My school has a close relationship with a local Christian counseling organization called Cross Connections, and a trained counselor has regular hours at the high school to meet with students. In Northeast Indiana, the Lutheran Foundation sponsors an initiative called LookUp Indiana both directing people to help locally and through an anonymous online chat or texting service (they just need to text LOOKUP to 494949). People are starting to talk about this taboo subject more, and social media companies like Facebook have come up with a way for friends to report suicidal behavior, either through a form or can report on individual posts that sound concerning. Everyone, especially teachers, should have the National Suicide Hotline number in their phones and posted in their classrooms – 1-800-273-TALK (8255). If I find myself in the room with a student who has just admitted to me they are considering suicide, and I blank on all other resources, we can call that number together and get help.
Learn the signs to look for, and ask the questions.

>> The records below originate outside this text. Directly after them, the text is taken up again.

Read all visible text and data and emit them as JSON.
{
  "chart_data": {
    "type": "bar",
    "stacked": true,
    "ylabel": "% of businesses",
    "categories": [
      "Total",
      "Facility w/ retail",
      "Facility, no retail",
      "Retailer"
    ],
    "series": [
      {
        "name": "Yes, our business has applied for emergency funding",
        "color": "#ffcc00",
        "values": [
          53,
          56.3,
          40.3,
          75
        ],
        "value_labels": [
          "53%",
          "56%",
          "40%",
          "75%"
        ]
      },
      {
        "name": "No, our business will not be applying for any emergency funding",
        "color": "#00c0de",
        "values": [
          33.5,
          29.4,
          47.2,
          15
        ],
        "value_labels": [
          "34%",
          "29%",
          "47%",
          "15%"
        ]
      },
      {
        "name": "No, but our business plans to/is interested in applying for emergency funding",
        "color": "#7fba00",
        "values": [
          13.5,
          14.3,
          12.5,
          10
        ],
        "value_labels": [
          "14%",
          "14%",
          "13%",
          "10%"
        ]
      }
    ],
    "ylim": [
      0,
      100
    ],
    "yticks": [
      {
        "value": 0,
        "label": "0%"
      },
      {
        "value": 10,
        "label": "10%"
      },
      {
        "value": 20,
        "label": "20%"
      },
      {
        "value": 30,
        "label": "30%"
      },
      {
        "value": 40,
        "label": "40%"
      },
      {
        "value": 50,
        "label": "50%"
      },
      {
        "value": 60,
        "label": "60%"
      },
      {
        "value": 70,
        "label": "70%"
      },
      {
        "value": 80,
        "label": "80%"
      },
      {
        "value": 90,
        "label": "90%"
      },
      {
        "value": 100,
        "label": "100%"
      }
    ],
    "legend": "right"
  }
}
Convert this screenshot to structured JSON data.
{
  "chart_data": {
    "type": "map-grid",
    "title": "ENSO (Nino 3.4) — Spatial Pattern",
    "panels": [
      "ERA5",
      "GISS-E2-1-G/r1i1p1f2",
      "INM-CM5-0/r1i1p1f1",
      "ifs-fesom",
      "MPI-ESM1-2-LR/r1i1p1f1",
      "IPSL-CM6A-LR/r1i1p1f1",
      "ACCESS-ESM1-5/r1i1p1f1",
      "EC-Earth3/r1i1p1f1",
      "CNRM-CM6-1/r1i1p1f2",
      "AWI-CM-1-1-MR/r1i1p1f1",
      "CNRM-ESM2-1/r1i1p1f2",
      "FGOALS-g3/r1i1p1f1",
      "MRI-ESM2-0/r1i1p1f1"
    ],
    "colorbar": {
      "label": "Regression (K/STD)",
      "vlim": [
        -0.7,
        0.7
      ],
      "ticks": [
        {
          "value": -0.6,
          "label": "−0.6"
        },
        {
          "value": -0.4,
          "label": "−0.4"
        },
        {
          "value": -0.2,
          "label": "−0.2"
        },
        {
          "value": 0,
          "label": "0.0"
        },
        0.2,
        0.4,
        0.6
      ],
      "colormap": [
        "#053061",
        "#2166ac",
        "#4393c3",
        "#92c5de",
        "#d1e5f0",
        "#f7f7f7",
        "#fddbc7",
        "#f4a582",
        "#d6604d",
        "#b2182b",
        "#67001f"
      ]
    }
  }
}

Once I learned the signs, I recalled all kinds of students I should have reached out to who may have been at risk. They did not kill themselves, but what if one of them was considering it? What if they were lost and felt alone and I missed an opportunity to minister to one of God’s children? Get the training. Even if you only have the conversation with one person, that is one life you helped save.
The QPR Institute offers an hour-long online course to teach this method, and Psychology Today did a nice overview of it here. I highly, highly recommend it, but at least spend some time on the Suicide Prevention Lifeline site to learn about signs to look for and resources available to help.